Virtual reality doesn’t have many hit games yet, but Facebook is buying the studio behind one of the platform’s biggest titles.
Facebook announced today that it will be buying Beat Games, the game studio behind Beat Saber, a rhythm game that’s equal parts Fruit Ninja and Guitar Hero — with light sabers of course.
Terms of the deal weren’t disclosed, but we’re sniffing around for a price tag. The studio will join Oculus Studios but will continue to operate independently at their HQ in Prague.
This is an interesting direction change for Oculus, which has spent much of the past four years refining how it grows the content ecosystem for its virtual reality headsets.
Initially, the company produced some of the content in-house while dumping hundreds of millions of dollars into tons of exclusives from indie studios that were interested in playing around with the VR medium. In the past couple years there’s been a new direction change as the company has funneled more money into fewer high-profile studios, trying to court big titles to the Oculus platform.
Buying Beat Games and bringing it into the fold of Oculus Studios suggest Facebook may be interested in following the strategies Microsoft and Sony have employed as they’ve bought up small studios and funded new titles. One thing Facebook is claiming they aren’t after is platform exclusivity, saying Beat Games will continue to support the platforms that they are already on.
So, what’s in all of this for Facebook then?
Beat Games was one of the more successful VR game studios out there — they had announced earlier this year that they had sold more than 1 million copies of the game — but part of the reason they were prosperous was because they were so lean. When I profiled the studio last year, they had just 8 employees and had opted out of raising any VC funding.
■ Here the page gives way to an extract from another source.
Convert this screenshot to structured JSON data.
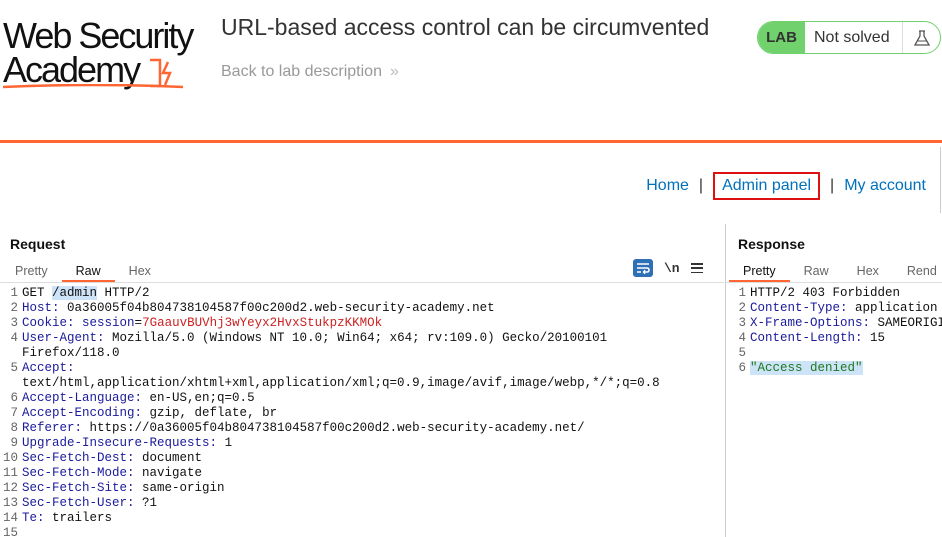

Meanwhile, as VR’s most popular game, Facebook had a bit riding on their continued success. Facebook highlighted the studio’s success specifically at its its VR developer conference and had included a limited version of the studio’s game for free on its Oculus Quest headsets. Buying the studio means allowing them to expand ambitions without being concerned about profitability.
Beat Games had begun expansion by partnering with musicians to release their songs as levels in the game, partnering with artists like Imagine Dragons and Panic at the Disco to bring paid level packs to Beat Saber. One can imagine that Facebook will have a much easier time making conversations happen with top artists.
One thing that die-hard fans of the game will likely not enjoy is how this acquisition will impact user mods. The studio had introduced tools for users to create their own songs with uploaded audio files and unsurprisingly there’s a good deal of content that’s probably not supposed to be on there. With a small game studio that stuff was more likely to slide, but Facebook has the resources to crack down on it so I’m guessing they’ll have to.
In a blog post, the company acknowledged as much, “We understand and appreciate the value that modding brings to Beat Saber when done so legally and within our policies. We’re going to do our best to preserve the value that mods bring to the Beat Saber player base.”
Exiting to Facebook is one of the few ideal M&A outcomes in mind for investors that are looking to back a consumer VR startup. Beat Games got there without any venture backing. I profiled Beat Games earlier summer, and spoke with co-founder Jaroslav Beck about his desire to keep the team small and his concerns about survival.